O homem com pressão alta, que aceitou os quatro novos
medicamentos que eu precisei prescrever para tentar controlar seu problema.
Cada uma delas trouxe efeitos colaterais e após dois meses estávamos de volta
ao ponto de partida. Enquanto me sentia culpada, ele dizia “não se preocupe,
doutora, você tentou fazer o melhor. O que mais podemos fazer?”. Deu vontade de
abraçá-lo.
A mulher de 19 anos de idade com constipação, assustada por
precisar de ajuda médica. Eu a disse que é meu problema favorito para cuidar,
porque é muito fácil de resolver.
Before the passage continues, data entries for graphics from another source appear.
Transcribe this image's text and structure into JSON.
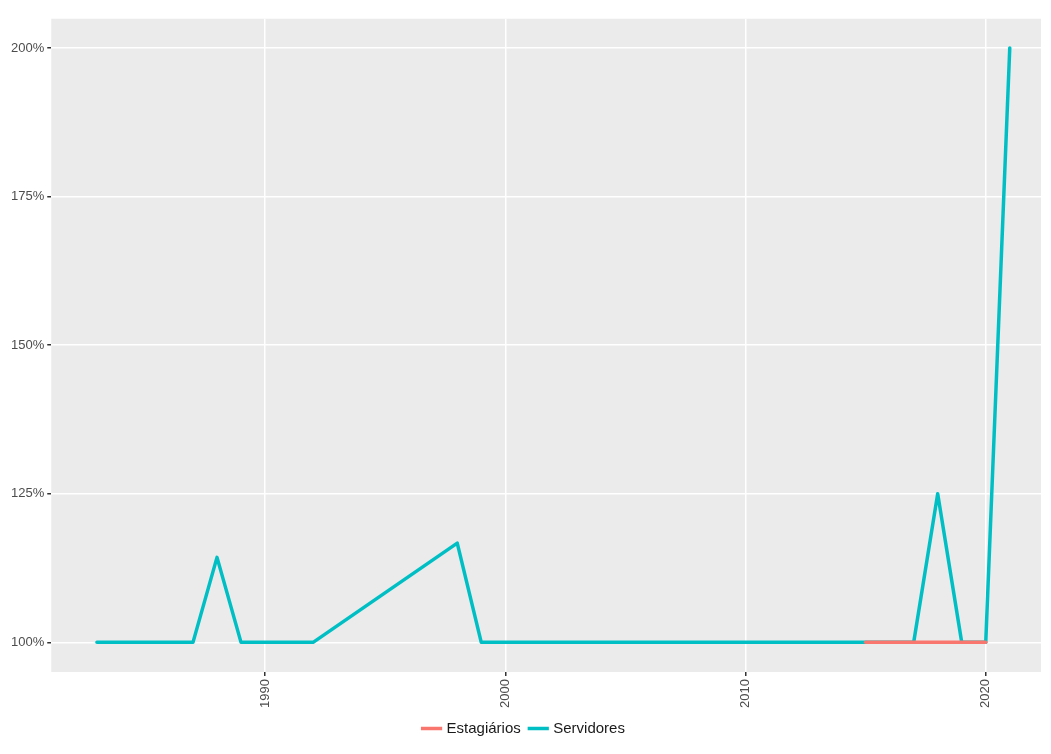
{
  "chart_data": {
    "type": "line",
    "legend": "bottom",
    "grid": true,
    "marker": "none",
    "line_style": "solid",
    "xlim": [
      1981.1,
      2022.3
    ],
    "xticks": [
      1990,
      2000,
      2010,
      2020
    ],
    "ylim": [
      95,
      204.9
    ],
    "yticks": [
      {
        "value": 100,
        "label": "100%"
      },
      {
        "value": 125,
        "label": "125%"
      },
      {
        "value": 150,
        "label": "150%"
      },
      {
        "value": 175,
        "label": "175%"
      },
      {
        "value": 200,
        "label": "200%"
      }
    ],
    "series": [
      {
        "name": "Estagiários",
        "color": "#f8766d",
        "x": [
          2015,
          2016,
          2017,
          2018,
          2019,
          2020
        ],
        "values": [
          100,
          100,
          100,
          100,
          100,
          100
        ]
      },
      {
        "name": "Servidores",
        "color": "#00bfc4",
        "x": [
          1983,
          1987,
          1988,
          1989,
          1992,
          1998,
          1999,
          2017,
          2018,
          2019,
          2020,
          2021
        ],
        "values": [
          100,
          100,
          114.3,
          100,
          100,
          116.7,
          100,
          100,
          125,
          100,
          100,
          200
        ]
      }
    ]
  }
}
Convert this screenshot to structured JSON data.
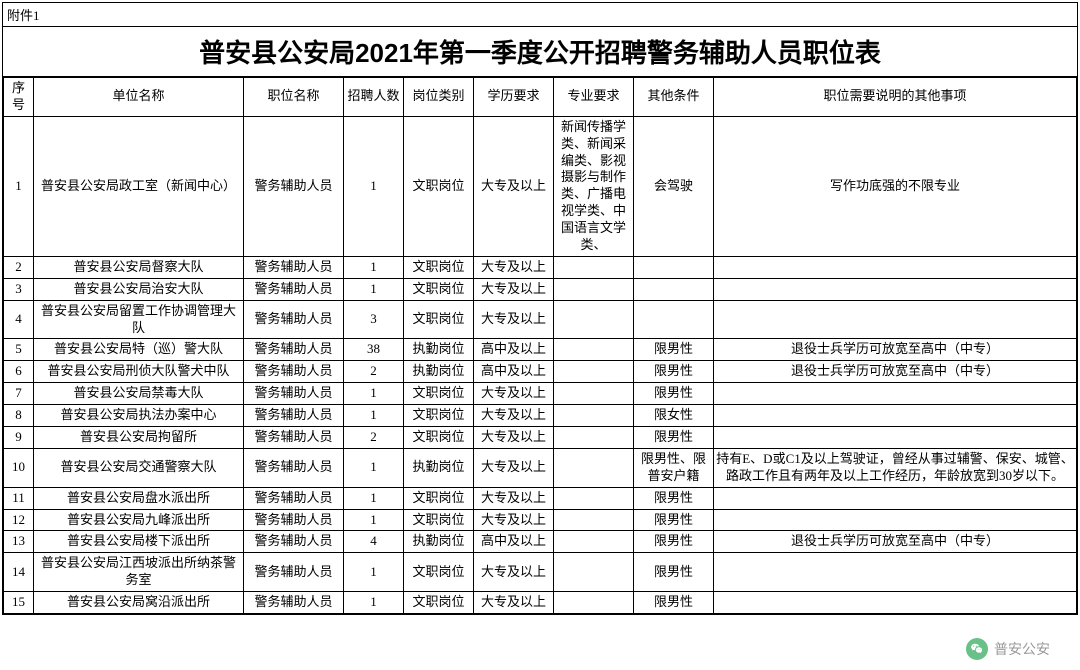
{
  "attachment_label": "附件1",
  "title": "普安县公安局2021年第一季度公开招聘警务辅助人员职位表",
  "headers": {
    "seq": "序号",
    "unit": "单位名称",
    "position": "职位名称",
    "count": "招聘人数",
    "type": "岗位类别",
    "education": "学历要求",
    "major": "专业要求",
    "other": "其他条件",
    "notes": "职位需要说明的其他事项"
  },
  "rows": [
    {
      "seq": "1",
      "unit": "普安县公安局政工室（新闻中心）",
      "position": "警务辅助人员",
      "count": "1",
      "type": "文职岗位",
      "education": "大专及以上",
      "major": "新闻传播学类、新闻采编类、影视摄影与制作类、广播电视学类、中国语言文学类、",
      "other": "会驾驶",
      "notes": "写作功底强的不限专业"
    },
    {
      "seq": "2",
      "unit": "普安县公安局督察大队",
      "position": "警务辅助人员",
      "count": "1",
      "type": "文职岗位",
      "education": "大专及以上",
      "major": "",
      "other": "",
      "notes": ""
    },
    {
      "seq": "3",
      "unit": "普安县公安局治安大队",
      "position": "警务辅助人员",
      "count": "1",
      "type": "文职岗位",
      "education": "大专及以上",
      "major": "",
      "other": "",
      "notes": ""
    },
    {
      "seq": "4",
      "unit": "普安县公安局留置工作协调管理大队",
      "position": "警务辅助人员",
      "count": "3",
      "type": "文职岗位",
      "education": "大专及以上",
      "major": "",
      "other": "",
      "notes": ""
    },
    {
      "seq": "5",
      "unit": "普安县公安局特（巡）警大队",
      "position": "警务辅助人员",
      "count": "38",
      "type": "执勤岗位",
      "education": "高中及以上",
      "major": "",
      "other": "限男性",
      "notes": "退役士兵学历可放宽至高中（中专）"
    },
    {
      "seq": "6",
      "unit": "普安县公安局刑侦大队警犬中队",
      "position": "警务辅助人员",
      "count": "2",
      "type": "执勤岗位",
      "education": "高中及以上",
      "major": "",
      "other": "限男性",
      "notes": "退役士兵学历可放宽至高中（中专）"
    },
    {
      "seq": "7",
      "unit": "普安县公安局禁毒大队",
      "position": "警务辅助人员",
      "count": "1",
      "type": "文职岗位",
      "education": "大专及以上",
      "major": "",
      "other": "限男性",
      "notes": ""
    },
    {
      "seq": "8",
      "unit": "普安县公安局执法办案中心",
      "position": "警务辅助人员",
      "count": "1",
      "type": "文职岗位",
      "education": "大专及以上",
      "major": "",
      "other": "限女性",
      "notes": ""
    },
    {
      "seq": "9",
      "unit": "普安县公安局拘留所",
      "position": "警务辅助人员",
      "count": "2",
      "type": "文职岗位",
      "education": "大专及以上",
      "major": "",
      "other": "限男性",
      "notes": ""
    },
    {
      "seq": "10",
      "unit": "普安县公安局交通警察大队",
      "position": "警务辅助人员",
      "count": "1",
      "type": "执勤岗位",
      "education": "大专及以上",
      "major": "",
      "other": "限男性、限普安户籍",
      "notes": "持有E、D或C1及以上驾驶证，曾经从事过辅警、保安、城管、路政工作且有两年及以上工作经历，年龄放宽到30岁以下。"
    },
    {
      "seq": "11",
      "unit": "普安县公安局盘水派出所",
      "position": "警务辅助人员",
      "count": "1",
      "type": "文职岗位",
      "education": "大专及以上",
      "major": "",
      "other": "限男性",
      "notes": ""
    },
    {
      "seq": "12",
      "unit": "普安县公安局九峰派出所",
      "position": "警务辅助人员",
      "count": "1",
      "type": "文职岗位",
      "education": "大专及以上",
      "major": "",
      "other": "限男性",
      "notes": ""
    },
    {
      "seq": "13",
      "unit": "普安县公安局楼下派出所",
      "position": "警务辅助人员",
      "count": "4",
      "type": "执勤岗位",
      "education": "高中及以上",
      "major": "",
      "other": "限男性",
      "notes": "退役士兵学历可放宽至高中（中专）"
    },
    {
      "seq": "14",
      "unit": "普安县公安局江西坡派出所纳茶警务室",
      "position": "警务辅助人员",
      "count": "1",
      "type": "文职岗位",
      "education": "大专及以上",
      "major": "",
      "other": "限男性",
      "notes": ""
    },
    {
      "seq": "15",
      "unit": "普安县公安局窝沿派出所",
      "position": "警务辅助人员",
      "count": "1",
      "type": "文职岗位",
      "education": "大专及以上",
      "major": "",
      "other": "限男性",
      "notes": ""
    }
  ],
  "watermark": {
    "text": "普安公安",
    "icon_bg": "#50b674"
  }
}
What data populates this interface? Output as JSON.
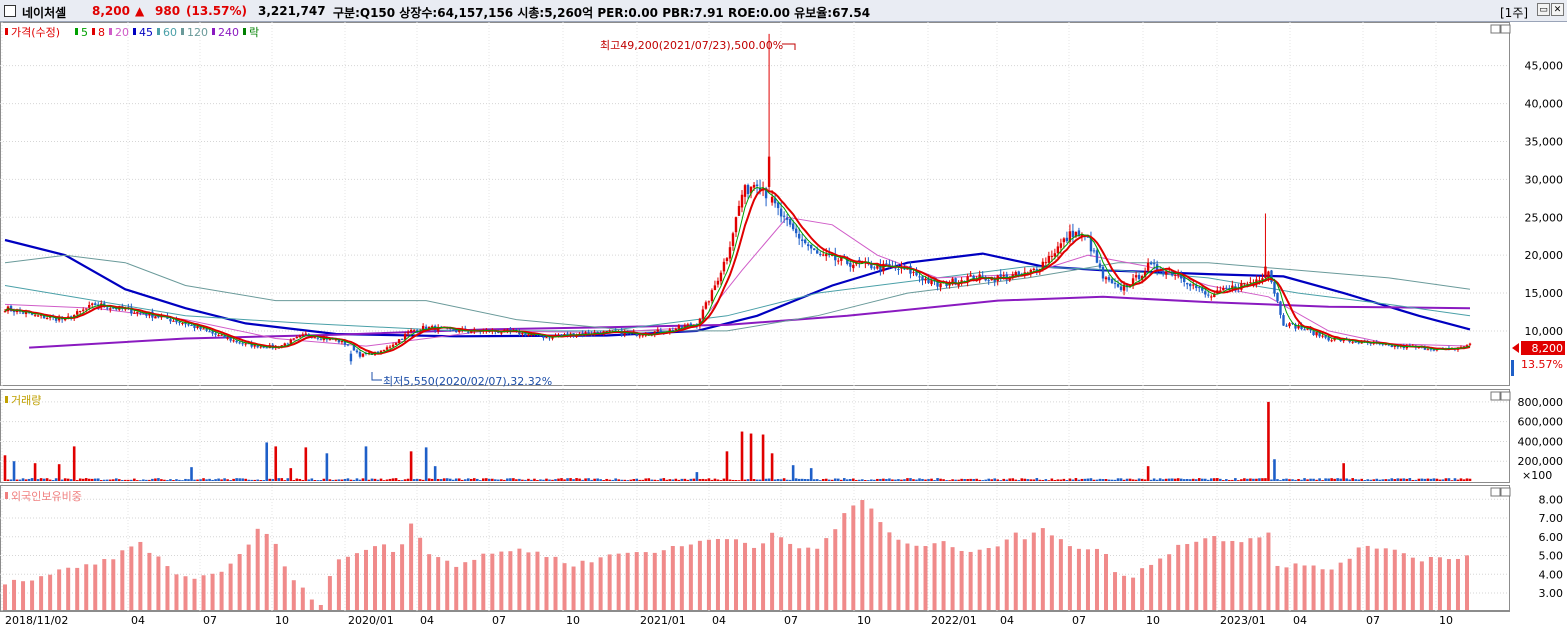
{
  "header": {
    "stock_name": "네이처셀",
    "price": "8,200",
    "change_arrow": "▲",
    "change": "980",
    "change_pct": "(13.57%)",
    "volume": "3,221,747",
    "info": "구분:Q150 상장수:64,157,156 시총:5,260억 PER:0.00 PBR:7.91 ROE:0.00 유보율:67.54",
    "period_button": "[1주]",
    "colors": {
      "up": "#e00000",
      "down": "#1e5fc8"
    }
  },
  "chart_data": [
    {
      "type": "candlestick",
      "panel": "price",
      "legend": [
        {
          "label": "가격(수정)",
          "color": "#e00000"
        },
        {
          "label": "5",
          "color": "#00a000"
        },
        {
          "label": "8",
          "color": "#e00000"
        },
        {
          "label": "20",
          "color": "#d05cc8"
        },
        {
          "label": "45",
          "color": "#0000c0"
        },
        {
          "label": "60",
          "color": "#4aa0a8"
        },
        {
          "label": "120",
          "color": "#6a9a9a"
        },
        {
          "label": "240",
          "color": "#8a1ac0"
        },
        {
          "label": "락",
          "color": "#008000"
        }
      ],
      "x_ticks": [
        "2018/11/02",
        "04",
        "07",
        "10",
        "2020/01",
        "04",
        "07",
        "10",
        "2021/01",
        "04",
        "07",
        "10",
        "2022/01",
        "04",
        "07",
        "10",
        "2023/01",
        "04",
        "07",
        "10"
      ],
      "y_ticks": [
        "45,000",
        "40,000",
        "35,000",
        "30,000",
        "25,000",
        "20,000",
        "15,000",
        "10,000"
      ],
      "ylim": [
        3000,
        50500
      ],
      "current_price_label": "8,200",
      "current_change_label": "13.57%",
      "annotations": {
        "high": "최고49,200(2021/07/23),500.00%",
        "low": "최저5,550(2020/02/07),32.32%"
      },
      "close_anchors": [
        [
          0,
          13000
        ],
        [
          10,
          12000
        ],
        [
          20,
          11500
        ],
        [
          30,
          13500
        ],
        [
          40,
          12800
        ],
        [
          50,
          12000
        ],
        [
          60,
          11000
        ],
        [
          70,
          9500
        ],
        [
          80,
          8200
        ],
        [
          90,
          7800
        ],
        [
          100,
          9500
        ],
        [
          110,
          8800
        ],
        [
          115,
          8000
        ],
        [
          118,
          6800
        ],
        [
          125,
          7200
        ],
        [
          135,
          10000
        ],
        [
          140,
          10500
        ],
        [
          150,
          10000
        ],
        [
          160,
          10000
        ],
        [
          170,
          9800
        ],
        [
          180,
          9200
        ],
        [
          190,
          9600
        ],
        [
          200,
          9800
        ],
        [
          210,
          9600
        ],
        [
          220,
          10000
        ],
        [
          230,
          11000
        ],
        [
          235,
          15000
        ],
        [
          240,
          20000
        ],
        [
          245,
          28000
        ],
        [
          250,
          30000
        ],
        [
          255,
          27000
        ],
        [
          260,
          24000
        ],
        [
          265,
          22000
        ],
        [
          270,
          20000
        ],
        [
          280,
          19000
        ],
        [
          290,
          18500
        ],
        [
          300,
          18000
        ],
        [
          310,
          16000
        ],
        [
          320,
          17000
        ],
        [
          330,
          17000
        ],
        [
          340,
          17500
        ],
        [
          345,
          19000
        ],
        [
          350,
          21000
        ],
        [
          355,
          23000
        ],
        [
          360,
          22000
        ],
        [
          365,
          17000
        ],
        [
          370,
          15500
        ],
        [
          375,
          16500
        ],
        [
          380,
          18500
        ],
        [
          390,
          17500
        ],
        [
          400,
          14500
        ],
        [
          410,
          16000
        ],
        [
          415,
          16500
        ],
        [
          420,
          18000
        ],
        [
          425,
          11000
        ],
        [
          430,
          10500
        ],
        [
          440,
          9000
        ],
        [
          450,
          8500
        ],
        [
          460,
          8000
        ],
        [
          470,
          7800
        ],
        [
          480,
          7500
        ],
        [
          487,
          8200
        ]
      ],
      "moving_averages": [
        {
          "name": "45",
          "color": "#0000c0",
          "width": 2.2,
          "points": [
            [
              0,
              22000
            ],
            [
              20,
              20000
            ],
            [
              40,
              15500
            ],
            [
              60,
              13000
            ],
            [
              80,
              11000
            ],
            [
              110,
              9600
            ],
            [
              150,
              9300
            ],
            [
              200,
              9400
            ],
            [
              230,
              10000
            ],
            [
              250,
              12000
            ],
            [
              275,
              16000
            ],
            [
              300,
              19000
            ],
            [
              325,
              20200
            ],
            [
              345,
              18500
            ],
            [
              365,
              18000
            ],
            [
              400,
              17500
            ],
            [
              425,
              17200
            ],
            [
              445,
              15000
            ],
            [
              470,
              12000
            ],
            [
              487,
              10200
            ]
          ]
        },
        {
          "name": "240",
          "color": "#8a1ac0",
          "width": 2.0,
          "points": [
            [
              8,
              7800
            ],
            [
              60,
              9000
            ],
            [
              110,
              9500
            ],
            [
              160,
              10200
            ],
            [
              200,
              10500
            ],
            [
              240,
              10800
            ],
            [
              280,
              12000
            ],
            [
              330,
              14000
            ],
            [
              365,
              14500
            ],
            [
              400,
              13800
            ],
            [
              440,
              13200
            ],
            [
              487,
              13000
            ]
          ]
        },
        {
          "name": "120",
          "color": "#6a9a9a",
          "width": 1.0,
          "points": [
            [
              0,
              19000
            ],
            [
              20,
              20000
            ],
            [
              40,
              19000
            ],
            [
              60,
              16000
            ],
            [
              90,
              14000
            ],
            [
              140,
              14000
            ],
            [
              170,
              11500
            ],
            [
              210,
              10000
            ],
            [
              240,
              10000
            ],
            [
              270,
              12000
            ],
            [
              300,
              15000
            ],
            [
              340,
              17000
            ],
            [
              370,
              19000
            ],
            [
              400,
              19000
            ],
            [
              430,
              18000
            ],
            [
              460,
              17000
            ],
            [
              487,
              15500
            ]
          ]
        },
        {
          "name": "60",
          "color": "#4aa0a8",
          "width": 1.0,
          "points": [
            [
              0,
              16000
            ],
            [
              30,
              14000
            ],
            [
              60,
              12000
            ],
            [
              100,
              11000
            ],
            [
              150,
              10000
            ],
            [
              200,
              10000
            ],
            [
              240,
              12000
            ],
            [
              270,
              15000
            ],
            [
              310,
              17000
            ],
            [
              340,
              18500
            ],
            [
              370,
              18000
            ],
            [
              400,
              17000
            ],
            [
              430,
              15000
            ],
            [
              460,
              13500
            ],
            [
              487,
              12000
            ]
          ]
        },
        {
          "name": "20",
          "color": "#d05cc8",
          "width": 1.0,
          "points": [
            [
              0,
              13500
            ],
            [
              30,
              13000
            ],
            [
              60,
              11500
            ],
            [
              90,
              9000
            ],
            [
              120,
              8000
            ],
            [
              160,
              10000
            ],
            [
              200,
              9800
            ],
            [
              230,
              10500
            ],
            [
              245,
              18000
            ],
            [
              260,
              25000
            ],
            [
              275,
              24000
            ],
            [
              290,
              20000
            ],
            [
              310,
              17000
            ],
            [
              340,
              17500
            ],
            [
              360,
              20000
            ],
            [
              380,
              18500
            ],
            [
              400,
              16000
            ],
            [
              420,
              14500
            ],
            [
              440,
              10000
            ],
            [
              460,
              8300
            ],
            [
              487,
              8000
            ]
          ]
        }
      ],
      "special_candles": [
        {
          "i": 254,
          "open": 29000,
          "close": 33000,
          "high": 49200,
          "low": 28500
        },
        {
          "i": 115,
          "open": 7000,
          "close": 6000,
          "high": 7400,
          "low": 5550
        },
        {
          "i": 419,
          "open": 17000,
          "close": 18500,
          "high": 25500,
          "low": 16500
        }
      ]
    },
    {
      "type": "bar",
      "panel": "volume",
      "title": "거래량",
      "y_ticks": [
        "800,000",
        "600,000",
        "400,000",
        "200,000"
      ],
      "ylim": [
        0,
        900000
      ],
      "unit_label": "×100",
      "spikes": [
        [
          0,
          260000
        ],
        [
          3,
          200000
        ],
        [
          10,
          180000
        ],
        [
          18,
          170000
        ],
        [
          23,
          350000
        ],
        [
          62,
          140000
        ],
        [
          87,
          390000
        ],
        [
          90,
          350000
        ],
        [
          95,
          130000
        ],
        [
          100,
          340000
        ],
        [
          107,
          280000
        ],
        [
          120,
          350000
        ],
        [
          135,
          300000
        ],
        [
          140,
          340000
        ],
        [
          143,
          150000
        ],
        [
          230,
          90000
        ],
        [
          240,
          300000
        ],
        [
          245,
          500000
        ],
        [
          248,
          480000
        ],
        [
          252,
          470000
        ],
        [
          255,
          280000
        ],
        [
          262,
          160000
        ],
        [
          268,
          130000
        ],
        [
          380,
          150000
        ],
        [
          420,
          800000
        ],
        [
          422,
          220000
        ],
        [
          445,
          180000
        ]
      ]
    },
    {
      "type": "bar",
      "panel": "foreign-ownership",
      "title": "외국인보유비중",
      "y_ticks": [
        "8.00",
        "7.00",
        "6.00",
        "5.00",
        "4.00",
        "3.00"
      ],
      "ylim": [
        2.2,
        8.6
      ],
      "level_anchors": [
        [
          0,
          3.5
        ],
        [
          10,
          3.8
        ],
        [
          20,
          4.2
        ],
        [
          30,
          4.5
        ],
        [
          40,
          5.2
        ],
        [
          45,
          5.7
        ],
        [
          50,
          5.0
        ],
        [
          55,
          4.2
        ],
        [
          60,
          3.8
        ],
        [
          70,
          4.0
        ],
        [
          80,
          5.2
        ],
        [
          85,
          6.7
        ],
        [
          90,
          5.5
        ],
        [
          95,
          3.8
        ],
        [
          100,
          3.0
        ],
        [
          105,
          2.5
        ],
        [
          110,
          4.8
        ],
        [
          120,
          5.2
        ],
        [
          125,
          5.8
        ],
        [
          130,
          5.0
        ],
        [
          135,
          6.8
        ],
        [
          140,
          5.3
        ],
        [
          150,
          4.5
        ],
        [
          160,
          5.0
        ],
        [
          170,
          5.4
        ],
        [
          180,
          5.0
        ],
        [
          190,
          4.5
        ],
        [
          200,
          5.0
        ],
        [
          210,
          5.2
        ],
        [
          220,
          5.3
        ],
        [
          230,
          5.7
        ],
        [
          240,
          6.0
        ],
        [
          250,
          5.5
        ],
        [
          255,
          6.2
        ],
        [
          260,
          5.6
        ],
        [
          265,
          5.3
        ],
        [
          270,
          5.4
        ],
        [
          275,
          6.2
        ],
        [
          280,
          7.5
        ],
        [
          285,
          8.0
        ],
        [
          290,
          7.0
        ],
        [
          295,
          6.0
        ],
        [
          300,
          5.5
        ],
        [
          310,
          5.7
        ],
        [
          320,
          5.3
        ],
        [
          330,
          5.5
        ],
        [
          335,
          6.2
        ],
        [
          340,
          5.8
        ],
        [
          345,
          6.5
        ],
        [
          350,
          6.0
        ],
        [
          355,
          5.5
        ],
        [
          360,
          5.4
        ],
        [
          365,
          5.2
        ],
        [
          370,
          4.0
        ],
        [
          375,
          3.8
        ],
        [
          380,
          4.5
        ],
        [
          390,
          5.5
        ],
        [
          400,
          6.0
        ],
        [
          410,
          5.8
        ],
        [
          420,
          6.2
        ],
        [
          422,
          4.5
        ],
        [
          430,
          4.5
        ],
        [
          440,
          4.2
        ],
        [
          450,
          5.3
        ],
        [
          460,
          5.5
        ],
        [
          470,
          4.8
        ],
        [
          487,
          5.0
        ]
      ]
    }
  ]
}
Ela aparenta estar aliviada enquanto eu
apresento as opções.
O paciente morador de rua que eu tenho tentado exaustivamente
ajudar, mas que é constantemente rejeitado porque nunca consegue agendar
consultas. O cartão que ele me trouxe significa mais do que quase tudo que eu
já recebi de um paciente. Eu sei o quanto custou para ele pensar nisso, comprar
um cartão, achar uma caneta, escrever o nome dele e o meu e trazer para mim.
Todos os pacientes em meu consultório que está sempre 45 minutos
atrasado, que não reclamam e dizem que está tudo bem, eles entendem que o dia está
corrido. Não existe nada mais estressante para mim, mas com alguns pacientes eu
não posso ter pressa. Eu não vou interromper pais em luto após perderem seu
bebê para manter minha agenda. Eu não posso fazer a ambulância vir mais rápido
para o homem com dores no peito. Eu não tenho controle sobre quanto tempo o
hospital leva para atender o telefone e me colocar em contato com o médico que
eu preciso consultar. Eu não me nego a ver um paciente com o qual a minha
enfermeira está preocupada. Eu faço o melhor que posso.
Estas são as pequenas coisas que fazer o meu dia-a-dia. Estão
além dos políticos, das manchetes de jornal, da negatividade. Breves amostras
de 10 minutos das vidas das pessoas para as quais eu tento fazer alguma
diferença. Na próxima vez em que eles ouvirem como os médicos de família são
ruins, eu espero que eles se lembrem da nossa consulta de hoje, e pensem em mim
de forma mais gentil. Talvez seja sim um trabalho glamuroso, no fim das contas.
Quando você soma todos os atendimentos, eu posso ter feito a diferença para
quase 40 pessoas hoje. Não são muitos os que podem dizer o mesmo.